Diário de uma gata

Hoje dormi horas e horas. Não fiz nada que me cansasse, mas achei por bem fazer uma sesta. Mas é sempre complicado, há sempre alguém a fazer barulho ou a incomodar-me de alguma maneira. Ora fazem-me festinhas na barriga (às quais respondo com arranhões) ora chamam por mim sem terem nada para me dar em troca. Estou farta.

Acordei com a mais nova a arranjar-se. Tem um mau humor que ninguém aguenta. Acorda sempre com os pés fora da cama. Ainda assim, arranja sempre maneira de me chatear. Vai para a cozinha e eu sigo-a, na esperança vã de a ver despejar comida na minha tigela. Mas ela só gosta de me atormentar. Dá-lhe gozo abrir o frigorífico à minha beira e ficar a ver-me enquanto tento encontrar uma forma de deitar as unhas ao saco do fiambre. Até hoje nunca fui capaz.

Quando ela vai embora, vou novamente para a beira da minha dona. Dorme como se não houvesse amanhã. Também não faz nada de cansativo durante o dia, mas gosta de dizer que está sempre exausta, vá-se lá entender. Quando se levanta, liga à televisão e fica a ver o programa da manhã até adormecer novamente. Só acorda quando é hora de almoçar. Ela própria admite que leva “vida de badocha”. A mim ninguém me dá nada. Chama-me de “chata” quando começo a pedinchar por um pouco de comida. Diz que não mereço, mostra-me os braços arranhados como se eu fosse fazer caso. Ela já devia ter percebido que gosto pouco que me chateiem.

Passado algum tempo, lá me dão comida. Um “paté” de carne. Não posso comer mais nada até porque já não tenho muitos dentes. Ninguém sabe como os perdi. Nem eu própria sei. Devo tê-los engolido juntamente com a comida e nem sequer reparei. Tenho a gentileza de agradecer à minha dona. Não sai da minha beira até eu começar a comer. Fica a fazer-me festas. No entanto, se lhe faço o mesmo enquanto ela está a almoçar, fica fula da vida e expulsa-me da beira dela. Humanos.

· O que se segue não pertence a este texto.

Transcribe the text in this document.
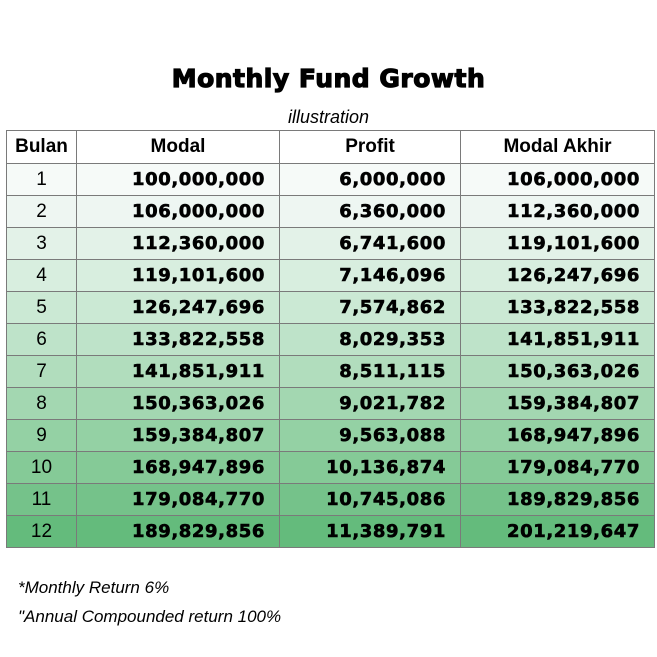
Monthly Fund Growth
illustration
Bulan	Modal	Profit	Modal Akhir
1	100,000,000	6,000,000	106,000,000
2	106,000,000	6,360,000	112,360,000
3	112,360,000	6,741,600	119,101,600
4	119,101,600	7,146,096	126,247,696
5	126,247,696	7,574,862	133,822,558
6	133,822,558	8,029,353	141,851,911
7	141,851,911	8,511,115	150,363,026
8	150,363,026	9,021,782	159,384,807
9	159,384,807	9,563,088	168,947,896
10	168,947,896	10,136,874	179,084,770
11	179,084,770	10,745,086	189,829,856
12	189,829,856	11,389,791	201,219,647
*Monthly Return 6%
"Annual Compounded return 100%
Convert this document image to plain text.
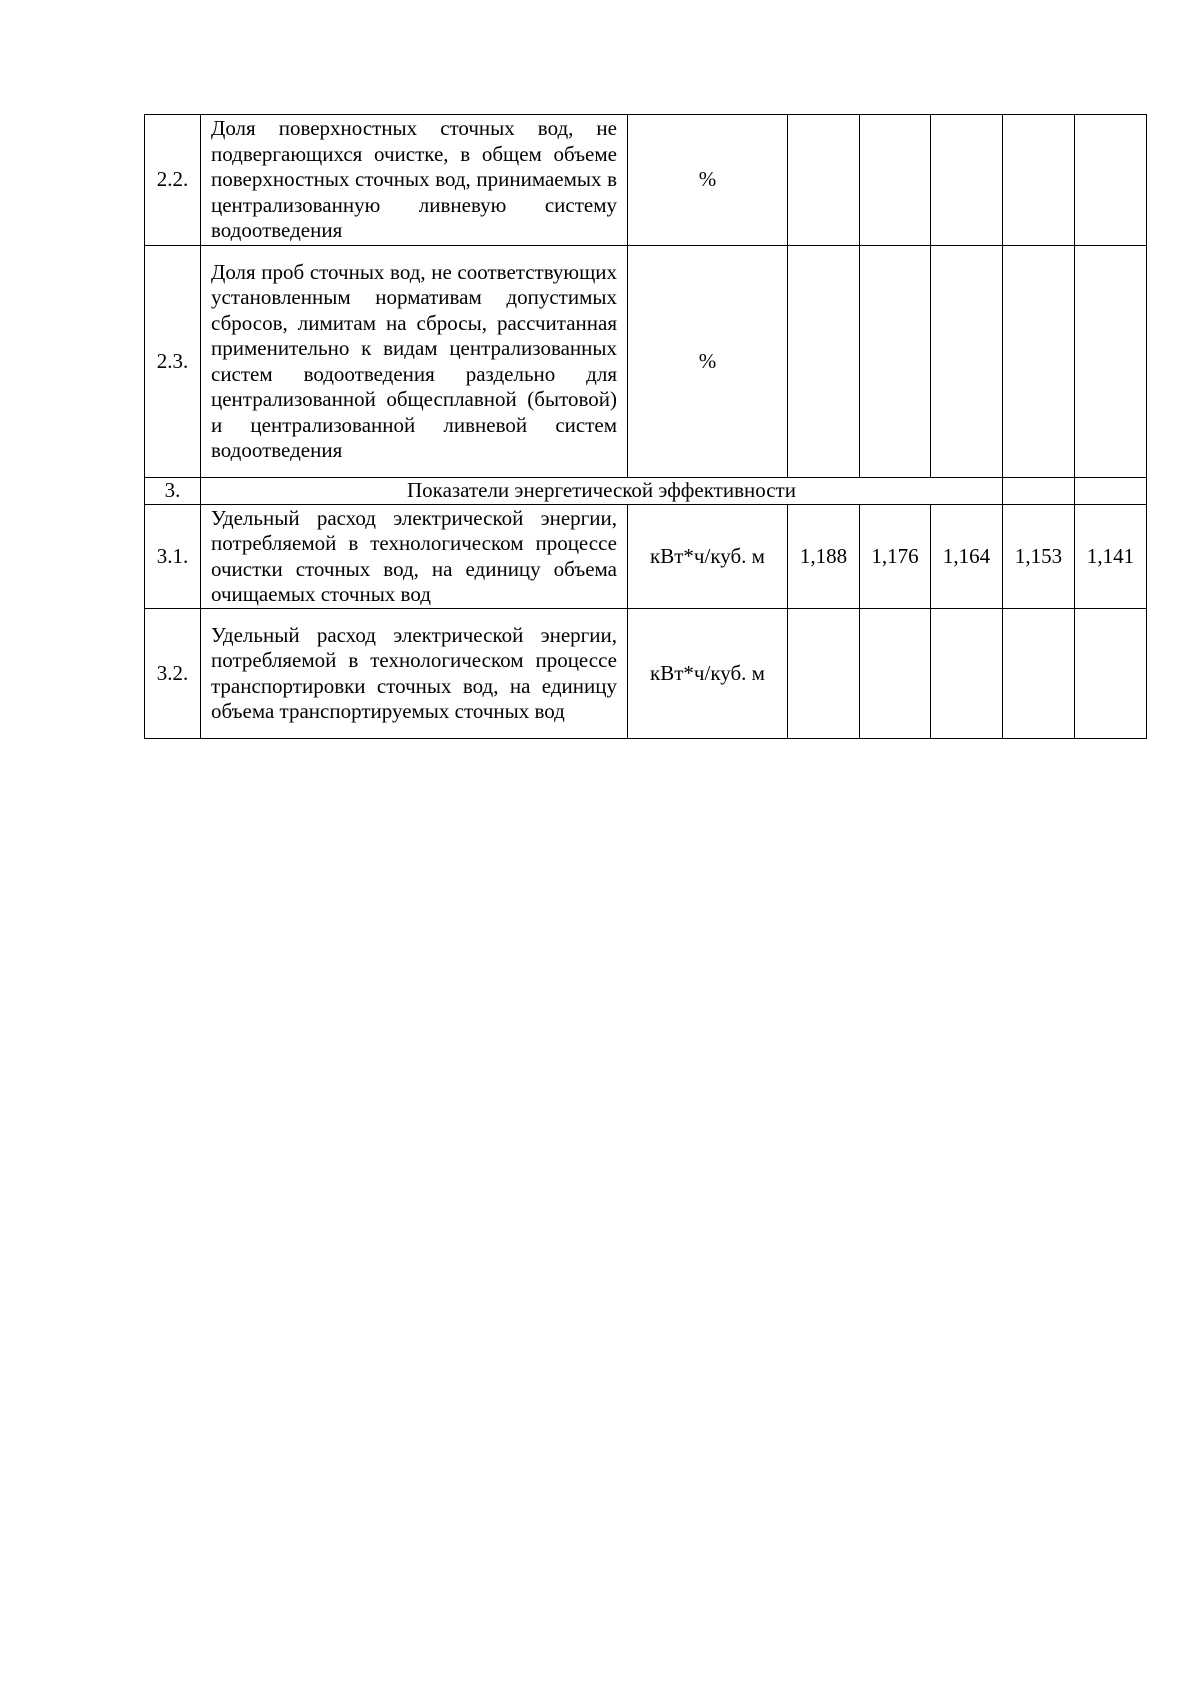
2.2.	Доля поверхностных сточных вод, не подвергающихся очистке, в общем объеме поверхностных сточных вод, принимаемых в централизованную ливневую систему водоотведения	%					
2.3.	Доля проб сточных вод, не соответствующих установленным нормативам допустимых сбросов, лимитам на сбросы, рассчитанная применительно к видам централизованных систем водоотведения раздельно для централизованной общесплавной (бытовой) и централизованной ливневой систем водоотведения	%					
3.	Показатели энергетической эффективности						
3.1.	Удельный расход электрической энергии, потребляемой в технологическом процессе очистки сточных вод, на единицу объема очищаемых сточных вод	кВт*ч/куб. м	1,188	1,176	1,164	1,153	1,141
3.2.	Удельный расход электрической энергии, потребляемой в технологическом процессе транспортировки сточных вод, на единицу объема транспортируемых сточных вод	кВт*ч/куб. м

Não dou muitos passeios. Vou à varanda apanhar um bocado de sol e ver a paisagem. Quando o meu vizinho tem a janela aberta, dou ar de trapezista e vou-lhe fazer uma visita. Não tenho medo de cair; sempre ouvi dizer que os gatos têm sete vidas. Nunca me deparo com coisa boa. Ora está o meu vizinho de cuecas, ora está a mulher dele a fazer uma comida que não me inspira confiança.

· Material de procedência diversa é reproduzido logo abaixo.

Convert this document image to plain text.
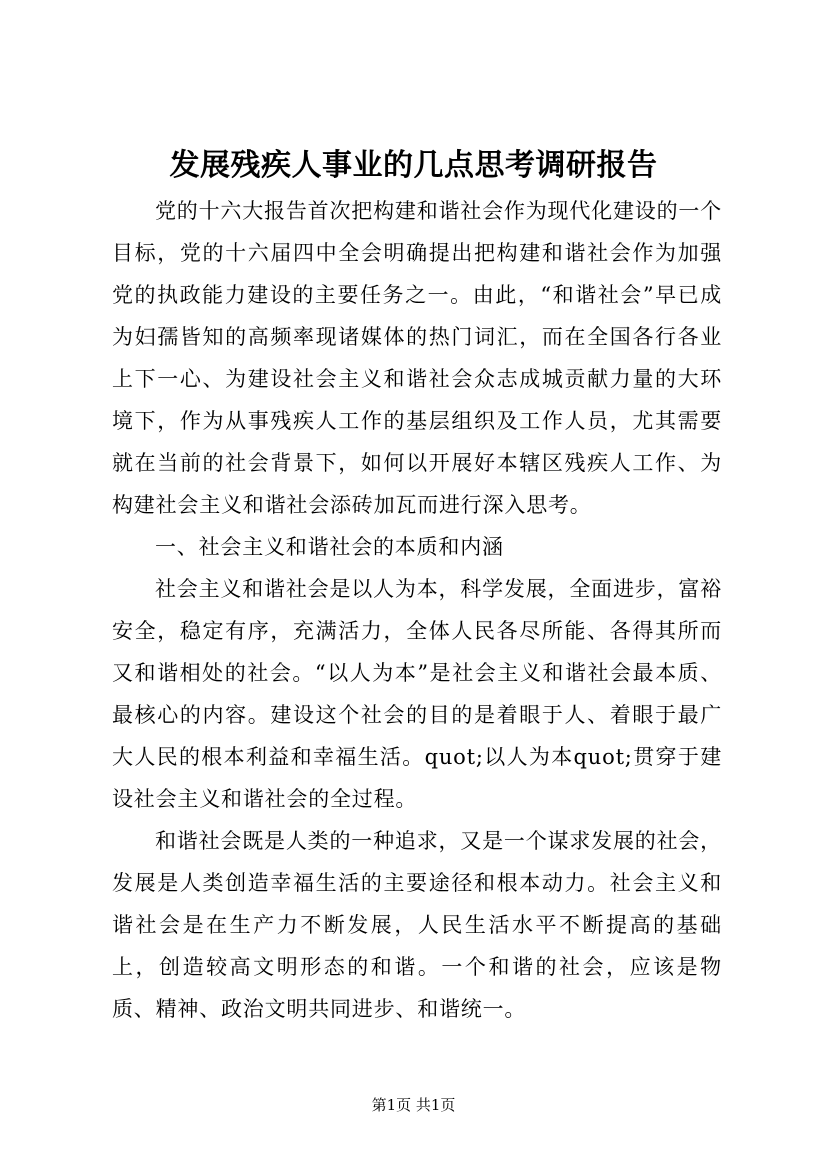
发展残疾人事业的几点思考调研报告

党的十六大报告首次把构建和谐社会作为现代化建设的一个目标，党的十六届四中全会明确提出把构建和谐社会作为加强党的执政能力建设的主要任务之一。由此，“和谐社会”早已成为妇孺皆知的高频率现诸媒体的热门词汇，而在全国各行各业上下一心、为建设社会主义和谐社会众志成城贡献力量的大环境下，作为从事残疾人工作的基层组织及工作人员，尤其需要就在当前的社会背景下，如何以开展好本辖区残疾人工作、为构建社会主义和谐社会添砖加瓦而进行深入思考。

一、社会主义和谐社会的本质和内涵

社会主义和谐社会是以人为本，科学发展，全面进步，富裕安全，稳定有序，充满活力，全体人民各尽所能、各得其所而又和谐相处的社会。“以人为本”是社会主义和谐社会最本质、最核心的内容。建设这个社会的目的是着眼于人、着眼于最广大人民的根本利益和幸福生活。quot;以人为本quot;贯穿于建设社会主义和谐社会的全过程。

和谐社会既是人类的一种追求，又是一个谋求发展的社会，发展是人类创造幸福生活的主要途径和根本动力。社会主义和谐社会是在生产力不断发展，人民生活水平不断提高的基础上，创造较高文明形态的和谐。一个和谐的社会，应该是物质、精神、政治文明共同进步、和谐统一。

第1页 共1页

Tenho andado a planear um assalto em grande ao frigorífico. Não quero fruta nem iogurtes. Estou destinada a chegar ao saquinho de fiambre de frango. Estou talhada para ter aquele pedaço de céu a derreter-se na minha língua. Mas ainda não descobri como fazê-lo. Por enquanto vou aturando esta gente que insiste em fazer-me festinhas e em falar comigo com uma voz extremamente irritante.